Machine-readable Open Access scientific publishing

Over the last 50 years, scientific publishing has become remarkably profitable. The growth of commercial publishers has greatly outstripped not-for-profit society journals, and some of those commercial publishers have achieved remarkable success – for example, in 2006 industry titan Elsevier had revenues of approximately EU1.5 billion in 2006 on their science and medical journals.

Against this backdrop, an Open Access movement has emerged which has lobbied with considerable success for various types of open access to the scientific literature. Many funding bodies (including six of the seven UK Research Councils, the Australian Research Council, and the US’s NIH) are now considering making mandatory Open Access provisions for all research they support. A sign of the success of the Open Access movement is that some journal publishers have started an aggressive counter-lobbying effort, going under the Orwellian moniker “Publishers for Research Integrity in Science and Medicine” (PRISM). (For much more background, see some of the excellent blogs related to Open Access – e.g., Peter Suber, Stevan Harnad, Coturnix, and John Wilbanks).

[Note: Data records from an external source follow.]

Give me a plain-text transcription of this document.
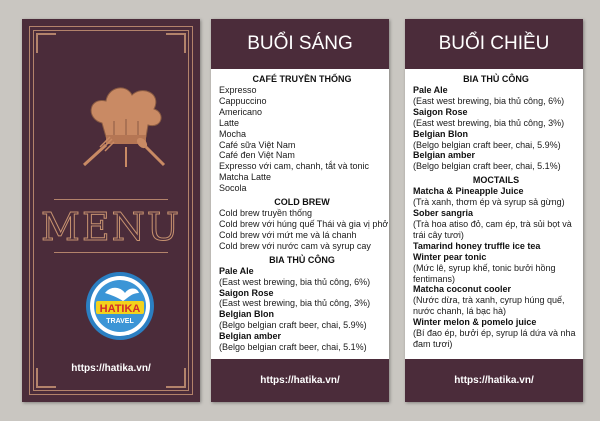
MENU
HATIKA
TRAVEL
https://hatika.vn/
BUỔI SÁNG
CAFÉ TRUYỀN THỐNG
Expresso
Cappuccino
Americano
Latte
Mocha
Café sữa Việt Nam
Café đen Việt Nam
Expresso với cam, chanh, tắt và tonic
Matcha Latte
Socola
COLD BREW
Cold brew truyền thống
Cold brew với húng quế Thái và gia vị phở
Cold brew với mứt me và lá chanh
Cold brew với nước cam và syrup cay
BIA THỦ CÔNG
Pale Ale
(East west brewing, bia thủ công, 6%)
Saigon Rose
(East west brewing, bia thủ công, 3%)
Belgian Blon
(Belgo belgian craft beer, chai, 5.9%)
Belgian amber
(Belgo belgian craft beer, chai, 5.1%)
https://hatika.vn/
BUỔI CHIỀU
BIA THỦ CÔNG
Pale Ale
(East west brewing, bia thủ công, 6%)
Saigon Rose
(East west brewing, bia thủ công, 3%)
Belgian Blon
(Belgo belgian craft beer, chai, 5.9%)
Belgian amber
(Belgo belgian craft beer, chai, 5.1%)
MOCTAILS
Matcha & Pineapple Juice
(Trà xanh, thơm ép và syrup sả gừng)
Sober sangria
(Trà hoa atiso đỏ, cam ép, trà sủi bọt và trái cây tươi)
Tamarind honey truffle ice tea
Winter pear tonic
(Mức lê, syrup khế, tonic bưởi hồng fentimans)
Matcha coconut cooler
(Nước dừa, trà xanh, cyrup húng quế, nước chanh, lá bạc hà)
Winter melon & pomelo juice
(Bí đao ép, bưởi ép, syrup lá dứa và nha đam tươi)
https://hatika.vn/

What does Open Access actually mean? In fact, there are many different types of Open Access, depending on exactly what types of access (and when) are allowed to the papers under consideration. However, most of the effort in the Open Access movement seems to have focused on providing access to human readers of the papers, providing documents in formats like html or pdf. While these formats are good for humans, they are rather difficult for machines to break down and extract meaning from – to pick a simple example, it is not easy for a machine to reliably extract a list of authors and institutions from the raw pdf of a paper.

I believe it is important to establish a principle of Machine-readable Open Access. This is the idea that papers should be published in such a way that both the paper and its metadata (such as citations, authors, title, and so on) should be made freely available in a format that is easily machine readable. Phrased another way, it means that publishers should provide Open APIs that allow other people and organizations access to their data.

The key point of Machine-Readable Open Access is that it will enable other organizations to build value-added services on top of the scientific literature. At first, these services will be very simple – a better way of viewing the preprint arxiv, or better search engines for the scientific literature. But as time goes on, Machine-Readable Open Access will enable more advanced services to be developed by anyone willing to spend the time to build them. Examples might include tools to analyse the research literature, to discover emerging trends (perhaps using data mining and artificial intelligence techniques applied to citation patterns), to recommend papers that might be of interest, to automatically produce analyses of grants or job applications, and to point out connections between papers that otherwise would be lost.

Indeed, provided such services themselves support open APIs, it will become possible to build still higher level services, and thus provide a greater return on our collective investment in the sciences. All this will be enabled by ensuring that at each level data is provided in a format that is not only human readable, but which is also designed to be accessed by machines. For this reason, I believe that the Open Access provisions now being considered by funding agencies would be greatly strengthened if they mandated Machine-Readable Open Access.

13 comments

  1. If you don’t already read it, Peter Murray-Rust’s blog might interest you. He is probably the most prominent advocate of Open Data — by which he means not just free for eyeballs but also machine readable (see, e.g., the wikipedia entry, which is mostly Peter’s work).

    If that link is of interest, the open access/open science section of my blogroll might have a few more you’d like — the cheminfomatics blogs are particularly keen on machine readability, as is Cameron Neylon of Science in the Open.

    And just for kicks, this might also interest you.

    Although I agree with you on the power and necessity of machine readable data, I am not sure a mandate is the way to go — at least, not just yet. Semantic markup is hard, and it’s been enough of a struggle to get mandates for OA (which, as Stevan Harnad is fond of reminding the world, is only a matter of keystrokes).

  2. I think an open API for accessing metadata would be a tremendous step forward. Whole PhD’s are written in our field (machine learning) about how one can figure out which people wrote which papers (as people not always use the same name, and some people have the same name). Rexa (http://rexa.info/) is one such initative that could be much simplified if one had access to meta-data. Ofcourse, this line of research makes a lot of sense still for mining old scientific works.

    Having access to large collection of paper content is possible already and I think it won’t be long before we will see things like topic modelling integrated in pre-print/online journal databases. David Blei recently gave a talk in our group on his work about topic modelling more than 100 years of Science. (Slide: http://www.cs.princeton.edu/~blei/modeling-science.pdf)

    The only question is: logistically it is not too hard to organize an open access journal: e.g. it requires not much more than a webserver and a few gigabytes of storage at most. However, imagine we have some very interesting ways to anotate papers, sophisticated user interfaces and datamining tools; the question then becomes: who is going to host this? Who will want to invest in infrastructure for this?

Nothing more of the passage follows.